The answer is negative, if one considers parameter-free definable ZFC-preserving class forcing satisfying the forcing theorem, which means that the forcing relation is definable and true statements in the extension are forced.

Theorem. Suppose that $\newcommand\P{\mathbb{P}}\P$ is a ZFC-preserving definable class forcing notion in $M$ that satisfies the forcing theorem for forcing over $M$. Then in the corresponding forcing extension $V$ of $M$ by $\P$, there is no elementary embedding $j:V\to M$ that is definable in $V$ from parameters.

Proof. Suppose not. Fix such a forcing notion $\P$ in $M$, defined by $\varphi(\cdot)$, and suppose that $j(x)=y$ is forced to be defined in $V$ by $\psi(x,y,\dot u)$.

Let $\kappa$ be least such that there is a condition forcing that in the forcing extension of $M$, there is a parameter $u$ for which the formula $\psi(x,y,u)$ defines an elementary embedding $j:V\to M$. This is expressible in the first-order language of set theory. Consequently, we have given a parameter-free definition of $\kappa$ in $M$. This contradicts the fact that $j:V\to M$ is an elementary embedding with critical point $\kappa$, since in this case $\kappa$ will not be in the range of $j$, but every definable element of $M$ will be in the range of $j$. Contradiction. QED

A similar argument works in the case that $\P$ is definable in $M$ from parameters below $\kappa$.

In the general case, let me now undertake a more general argument, in the case that $\P$ is definable by a formula $\psi(\cdot,z)$ using a parameter $z$, but I shall use an extra assumption. Specifically, I want it to be first-order expressible in a parameter $z'$, whether the class forcing notion defined by $\psi(\cdot,z')$ satisfies the forcing theorem and what is the forcing relation.

Theorem. Suppose that $\P$ is a ZFC-preserving class forcing notion definable from parameters in $M$ and satisfying the forcing theorem, such that the definition $\psi(\cdot,z)$ of $\P$ has the property that the property of whether $\psi(\cdot,z)$ defines such a class forcing notion with the forcing theorem is itself expressible in set theory, and the forcing relation is also definable from that parameter uniformly.

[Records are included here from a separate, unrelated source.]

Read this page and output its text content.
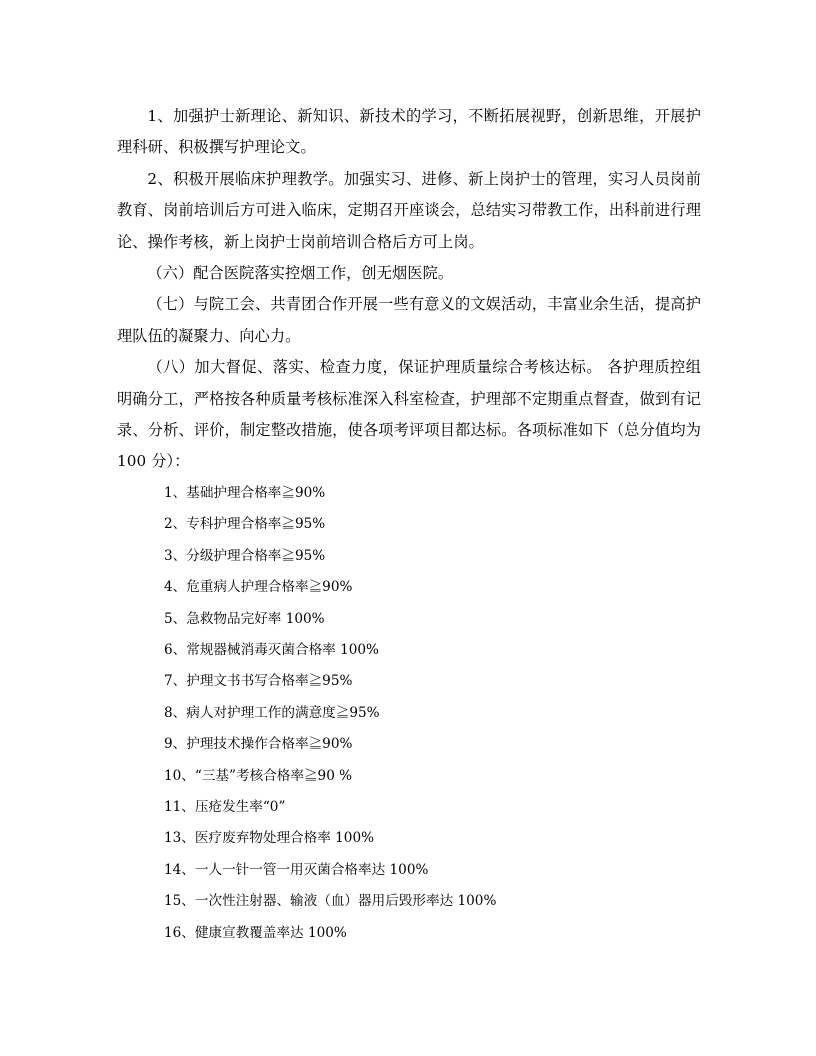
1、加强护士新理论、新知识、新技术的学习，不断拓展视野，创新思维，开展护理科研、积极撰写护理论文。

2、积极开展临床护理教学。加强实习、进修、新上岗护士的管理，实习人员岗前教育、岗前培训后方可进入临床，定期召开座谈会，总结实习带教工作，出科前进行理论、操作考核，新上岗护士岗前培训合格后方可上岗。

（六）配合医院落实控烟工作，创无烟医院。

（七）与院工会、共青团合作开展一些有意义的文娱活动，丰富业余生活，提高护理队伍的凝聚力、向心力。

（八）加大督促、落实、检查力度，保证护理质量综合考核达标。 各护理质控组明确分工，严格按各种质量考核标准深入科室检查，护理部不定期重点督查，做到有记录、分析、评价，制定整改措施，使各项考评项目都达标。各项标准如下（总分值均为 100 分）：

1、基础护理合格率≧90%
2、专科护理合格率≧95%
3、分级护理合格率≧95%
4、危重病人护理合格率≧90%
5、急救物品完好率 100%
6、常规器械消毒灭菌合格率 100%
7、护理文书书写合格率≧95%
8、病人对护理工作的满意度≧95%
9、护理技术操作合格率≧90%
10、“三基”考核合格率≧90 %
11、压疮发生率“0”
13、医疗废弃物处理合格率 100%
14、一人一针一管一用灭菌合格率达 100%
15、一次性注射器、输液（血）器用后毁形率达 100%
16、健康宣教覆盖率达 100%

Then in the forcing extension $V$ of $M$ by $\P$, there is no elementary embedding $j:V\to M$ that is definable in $V$ from parameters.

Proof. Let $\kappa$ be least among all parameters $z$ such that it is the critical point of such an embedding. Now we don't need the parameter $z$ to define $\kappa$ in $M$, and get the contradiction as before. QED

I'm not sure in general how to express that a definable class has the forcing theorem, uniformly in the parameter. Even in the case of pre-tame forcing, this seems to involve quantifying over arbitrary classes and has complexity $\Pi^1_1$ over $M$.